Carolyn and Douglas exchanged looks. “Did he now?” Carolyn asked.
“Yes, indeed. In fact, it was about the time that index was prepared. I remember him using it. He was very grateful for it, said it facilitated his research so much.”
“I’m sure it did,” Carolyn said.
They thanked the clerk and headed back out into the corridor of the town hall.
“What does it mean?” Douglas asked.
“I think I know now what Dr. Fifer found,” Carolyn said.
Douglas didn’t understand. “Dr. Fifer? What’s he got to do with this?”
“Until 1990, no other researcher would have been able to find Beatrice’s baby because the records weren’t open. But in the summer of that year they were opened and an index was made-just at the point Dr. Fifer was doing his research. So he found the birth record! I think that was what he was so excited about.”
“So what happened to the birth record after that?”

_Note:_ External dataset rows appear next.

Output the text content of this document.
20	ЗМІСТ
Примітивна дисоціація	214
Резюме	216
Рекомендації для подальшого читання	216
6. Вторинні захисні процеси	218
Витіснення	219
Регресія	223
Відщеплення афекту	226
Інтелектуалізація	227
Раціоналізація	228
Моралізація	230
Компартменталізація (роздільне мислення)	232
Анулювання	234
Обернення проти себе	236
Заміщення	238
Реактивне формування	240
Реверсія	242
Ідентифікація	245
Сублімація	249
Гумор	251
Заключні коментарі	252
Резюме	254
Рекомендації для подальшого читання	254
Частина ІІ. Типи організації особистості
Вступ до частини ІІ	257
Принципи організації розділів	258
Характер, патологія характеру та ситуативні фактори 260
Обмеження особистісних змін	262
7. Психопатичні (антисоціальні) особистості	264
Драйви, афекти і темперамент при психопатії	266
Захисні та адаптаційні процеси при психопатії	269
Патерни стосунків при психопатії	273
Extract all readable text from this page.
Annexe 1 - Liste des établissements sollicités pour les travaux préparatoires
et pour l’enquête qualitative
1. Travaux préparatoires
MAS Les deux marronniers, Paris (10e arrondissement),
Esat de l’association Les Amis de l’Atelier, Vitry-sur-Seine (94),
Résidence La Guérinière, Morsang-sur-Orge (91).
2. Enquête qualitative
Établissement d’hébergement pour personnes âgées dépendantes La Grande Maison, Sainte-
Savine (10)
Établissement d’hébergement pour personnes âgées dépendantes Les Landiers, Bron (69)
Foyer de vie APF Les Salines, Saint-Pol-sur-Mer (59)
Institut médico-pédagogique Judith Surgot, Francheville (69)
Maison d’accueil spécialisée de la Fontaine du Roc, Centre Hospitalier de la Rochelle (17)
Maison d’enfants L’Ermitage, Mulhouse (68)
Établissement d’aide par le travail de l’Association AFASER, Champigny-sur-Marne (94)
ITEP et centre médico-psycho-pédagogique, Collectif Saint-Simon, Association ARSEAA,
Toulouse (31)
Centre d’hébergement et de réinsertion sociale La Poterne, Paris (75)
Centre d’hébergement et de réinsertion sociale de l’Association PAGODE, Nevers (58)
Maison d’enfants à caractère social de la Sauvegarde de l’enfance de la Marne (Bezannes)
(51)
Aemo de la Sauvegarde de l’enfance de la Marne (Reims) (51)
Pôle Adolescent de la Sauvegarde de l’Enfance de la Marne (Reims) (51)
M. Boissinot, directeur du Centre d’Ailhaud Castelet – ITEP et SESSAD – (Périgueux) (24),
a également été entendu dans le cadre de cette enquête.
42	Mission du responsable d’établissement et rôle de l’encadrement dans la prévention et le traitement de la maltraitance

Carolyn smiled. “Don’t you see? Your uncle fired Dr. Fifer, destroyed his notes, then went to the town hall and tore out the birth record himself.”
Douglas didn’t want to believe it. “Why would Uncle Howie do such a thing?”
“I don’t know why.” Carolyn admitted.
“I mean, he wants this curse to end. He would do anything to end it. He’s spent millions of dollars trying to end it.” His voice cracked. “He wouldn’t do anything that might keep that room’s power alive.”
“For now, let’s give him the benefit of the doubt,” Carolyn said. “Maybe he tore out the record for a good reason.”
Douglas shook his head. “What do we do know?”
Carolyn sighed. “I wish I knew. We’re at a dead end. I had hoped to find some information, some clue, that might give us an upper hand in dealing with the force in that room. But we found nothing.”
She reached into her pocket and withdrew the small amethyst on the gold chain that Diana had sent her.
“For now, this is our only hope,” she said.
She started to cry. Douglas wrapped his arms around her.
“I love you, Carolyn,” he whispered in her ear.
And he meant it. Never before had he meant anything as much.
Chapter Twenty-three
They gathered in the parlor, as always. A fire was blazing, as always. And according to those who’d been part of the lottery before, the thunderstorm that was raging outside was a part of the tradition as well. “Always,” said Philip Young as he carefully wrote the names of the family on slips of paper and dropped them into a wooden box. “There’s always been thunder and lightning whenever the lottery has been held.”